Common Core’s national K-12 standards, in English language arts (ELA) and math, supposedly emerged from a state-led process in which experts, educators, and parents were well
represented. But the people who wrote the standards did not represent the most important stakeholders. Nor were they qualified to draft standards intended to “transform instruction for every
child.” And the Validation Committee that was created to put the seal of approval on the drafters’ work was useless if not misleading, both in its membership and in the process they had to
follow. One of us served as the ELA content expert on that Committee and can attest to its deficiencies.
For many months after the Common Core State Standards Initiative (CCSSI) was launched in 2009, the identities of the people drafting the “college- and career-readiness
standards” were unknown to the public. CCSSI eventually revealed the names of the 24
members of the “Standards Development Work Group” in response to complaints from professional organizations and parent groups about the lack of transparency.
What did this Work Group look like?
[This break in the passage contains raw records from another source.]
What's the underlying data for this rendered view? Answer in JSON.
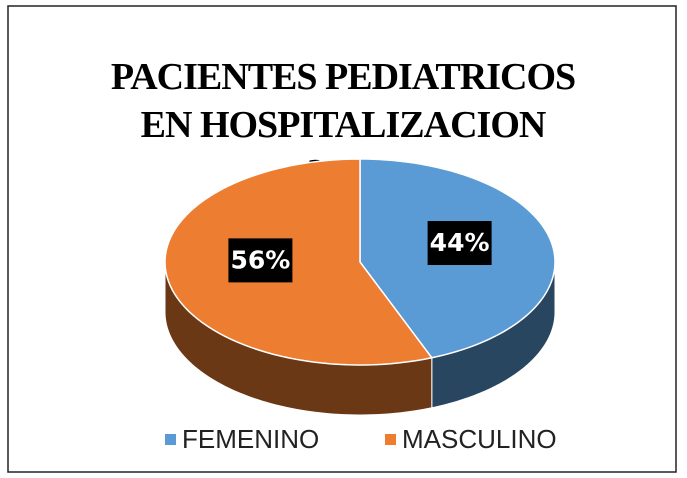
{
  "chart_data": {
    "type": "pie",
    "title": "PACIENTES PEDIATRICOS EN HOSPITALIZACION 2019",
    "categories": [
      "FEMENINO",
      "MASCULINO"
    ],
    "values": [
      44,
      56
    ],
    "value_labels": [
      "44%",
      "56%"
    ],
    "colors": [
      "#5b9bd5",
      "#ed7d31"
    ],
    "legend": "bottom"
  }
}
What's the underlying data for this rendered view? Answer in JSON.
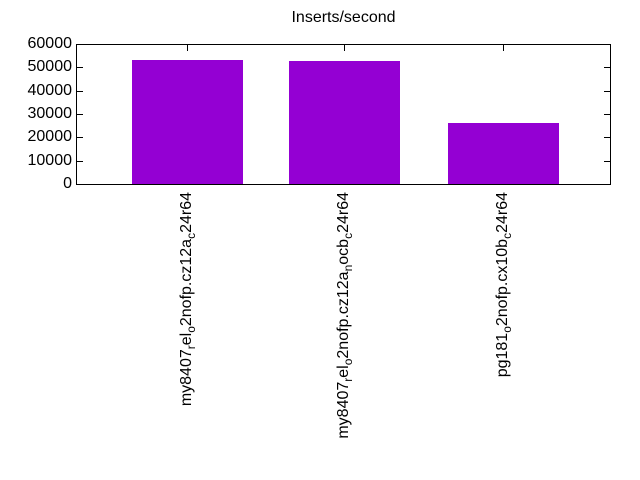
{
  "chart_data": {
    "type": "bar",
    "title": "Inserts/second",
    "xlabel": "",
    "ylabel": "",
    "ylim": [
      0,
      60000
    ],
    "ytick_step": 10000,
    "yticks": [
      0,
      10000,
      20000,
      30000,
      40000,
      50000,
      60000
    ],
    "ytick_labels": [
      "0",
      "10000",
      "20000",
      "30000",
      "40000",
      "50000",
      "60000"
    ],
    "categories": [
      "my8407_rel_o2nofp.cz12a_c24r64",
      "my8407_rel_o2nofp.cz12a_nocb_c24r64",
      "pg181_o2nofp.cx10b_c24r64"
    ],
    "category_segments": [
      [
        {
          "t": "my8407"
        },
        {
          "t": "r",
          "sub": true
        },
        {
          "t": "el"
        },
        {
          "t": "o",
          "sub": true
        },
        {
          "t": "2nofp.cz12a"
        },
        {
          "t": "c",
          "sub": true
        },
        {
          "t": "24r64"
        }
      ],
      [
        {
          "t": "my8407"
        },
        {
          "t": "r",
          "sub": true
        },
        {
          "t": "el"
        },
        {
          "t": "o",
          "sub": true
        },
        {
          "t": "2nofp.cz12a"
        },
        {
          "t": "n",
          "sub": true
        },
        {
          "t": "ocb"
        },
        {
          "t": "c",
          "sub": true
        },
        {
          "t": "24r64"
        }
      ],
      [
        {
          "t": "pg181"
        },
        {
          "t": "o",
          "sub": true
        },
        {
          "t": "2nofp.cx10b"
        },
        {
          "t": "c",
          "sub": true
        },
        {
          "t": "24r64"
        }
      ]
    ],
    "values": [
      53300,
      52500,
      26100
    ],
    "bar_color": "#9400d3",
    "axis_color": "#000000",
    "background_color": "#ffffff",
    "grid": false,
    "legend": null,
    "ticks_mirrored_inward": true
  }
}
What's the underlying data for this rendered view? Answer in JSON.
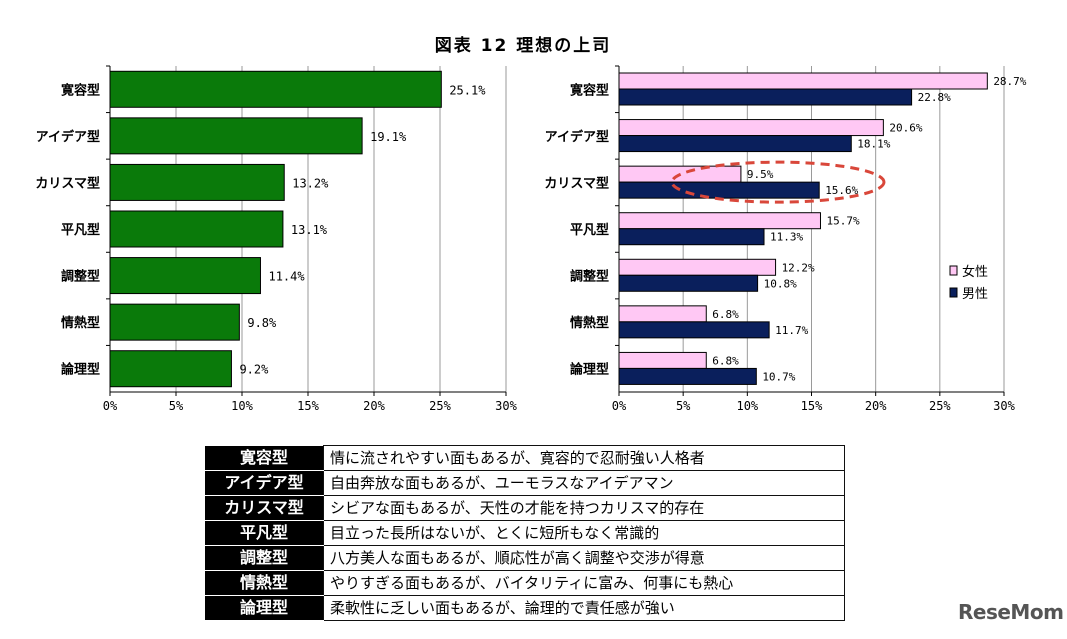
{
  "title": "図表 12 理想の上司",
  "chart_data": [
    {
      "type": "bar",
      "orientation": "horizontal",
      "categories": [
        "寛容型",
        "アイデア型",
        "カリスマ型",
        "平凡型",
        "調整型",
        "情熱型",
        "論理型"
      ],
      "values": [
        25.1,
        19.1,
        13.2,
        13.1,
        11.4,
        9.8,
        9.2
      ],
      "value_labels": [
        "25.1%",
        "19.1%",
        "13.2%",
        "13.1%",
        "11.4%",
        "9.8%",
        "9.2%"
      ],
      "xlim": [
        0,
        30
      ],
      "xticks": [
        "0%",
        "5%",
        "10%",
        "15%",
        "20%",
        "25%",
        "30%"
      ],
      "grid": true,
      "color": "#0a7a0a"
    },
    {
      "type": "bar",
      "orientation": "horizontal",
      "categories": [
        "寛容型",
        "アイデア型",
        "カリスマ型",
        "平凡型",
        "調整型",
        "情熱型",
        "論理型"
      ],
      "series": [
        {
          "name": "女性",
          "values": [
            28.7,
            20.6,
            9.5,
            15.7,
            12.2,
            6.8,
            6.8
          ],
          "value_labels": [
            "28.7%",
            "20.6%",
            "9.5%",
            "15.7%",
            "12.2%",
            "6.8%",
            "6.8%"
          ],
          "color": "#ffc8f4"
        },
        {
          "name": "男性",
          "values": [
            22.8,
            18.1,
            15.6,
            11.3,
            10.8,
            11.7,
            10.7
          ],
          "value_labels": [
            "22.8%",
            "18.1%",
            "15.6%",
            "11.3%",
            "10.8%",
            "11.7%",
            "10.7%"
          ],
          "color": "#0a1f5c"
        }
      ],
      "xlim": [
        0,
        30
      ],
      "xticks": [
        "0%",
        "5%",
        "10%",
        "15%",
        "20%",
        "25%",
        "30%"
      ],
      "grid": true,
      "legend": "right",
      "highlight_category": "カリスマ型",
      "highlight_color": "#d9473a"
    }
  ],
  "table": {
    "rows": [
      {
        "type": "寛容型",
        "desc": "情に流されやすい面もあるが、寛容的で忍耐強い人格者"
      },
      {
        "type": "アイデア型",
        "desc": "自由奔放な面もあるが、ユーモラスなアイデアマン"
      },
      {
        "type": "カリスマ型",
        "desc": "シビアな面もあるが、天性の才能を持つカリスマ的存在"
      },
      {
        "type": "平凡型",
        "desc": "目立った長所はないが、とくに短所もなく常識的"
      },
      {
        "type": "調整型",
        "desc": "八方美人な面もあるが、順応性が高く調整や交渉が得意"
      },
      {
        "type": "情熱型",
        "desc": "やりすぎる面もあるが、バイタリティに富み、何事にも熱心"
      },
      {
        "type": "論理型",
        "desc": "柔軟性に乏しい面もあるが、論理的で責任感が強い"
      }
    ]
  },
  "watermark": "ReseMom"
}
Focusing only on ELA, the make-up of the Work Group was quite astonishing: It included
no English professors or high-school English teachers. How could legitimate ELA standards be created without the very two groups of educators who know the most about what students should
be and could be learning in secondary English classes?
also released the names of individuals in a larger “Feedback Group,” but it was made clear that these people were advisory only – final
decisions would be made by the English-teacher-bereft Work Group. Indeed, Feedback Group members’ suggestions were frequently ignored, without explanation. Because the Work Group labored
in secret, without open meetings, sunshine-law minutes of meetings, or accessible public comment, its reasons for making the decisions it did are lost to history.
The lead ELA writers were David Coleman and Susan Pimentel – neither of whom had experience teaching English in K-12 or college, and only one of whom (Pimentel) had ever helped draft ELA content standards before. But they had been chosen to transform
ELA education in the US. Who recommended them and why, we still do not know.
Theoretically, the Validation Committee (VC) should have been the failsafe mechanism for the standards. But the VC
contained almost no experts on ELA standards; most were education professors and representatives of testing companies, here and abroad. It quickly became clear that the VC existed as
window-dressing – it was there to rubber-stamp, not improve, the standards.
The VC was given a draft of the college-readiness standards in September 2009 and asked to review them. The ELA standards were grossly deficient. The citations provided no evidence that they
supported authentic college-readiness or were internationally benchmarked. VC members’ repeated attempts to obtain the evidence for such benchmarking were ignored.
Mistakenly assuming they should fulfill their charge to improve the standards, some VC members initially circulated their critiques among themselves and compared notes. CCSSI soon put a stop
to that. From that point on, individual VC members sent their critiques directly to the black hole that CCSSI proved to be. Suggestions were made, suggestions were ignored. One aspect of the
ELA standards that remained untouchable was Coleman’s idea that nonfiction or informational texts should occupy at
least half of the readings in every English class, to the detriment of classic literature and literary study more broadly. Even though all the historical and empirical evidence weighed against this concept, it
was set in stone.
CCSSI wanted a good draft of the college-readiness and grade-level ELA (and math) standards before January 19, 2010, the date the US Department of Education had set for state applications to commit to adopting the standards to qualify for
Race to the Top grants. But the draft sent to state departments of education in early January was so bad that some alarmed VC members forced CCSSI to delay releasing a public draft until
March. The language in the March version had been cleaned up somewhat, but the draft was not much better in organization or substance – the result of unqualified drafters working with undue
haste and untouchable premises.
The final version released in June 2010 contained most of the problems apparent in the first draft: lack of rigor, minimal content, lack of international benchmarking, lack of research
support. None of the public feedback to the March draft has been made available.
So this was the “transparent, state-led” process that resulted in the Common Core standards. The standards were created by people who wanted a “Validation Committee” in name
only. An invalid process, endorsed by an invalid Validation Committee, not surprisingly resulted in invalid standards. Now that the curtain is being pulled back on the real origins
of Common Core, states would do well to reconsider their hasty decisions to adopt this pig in an academic poke.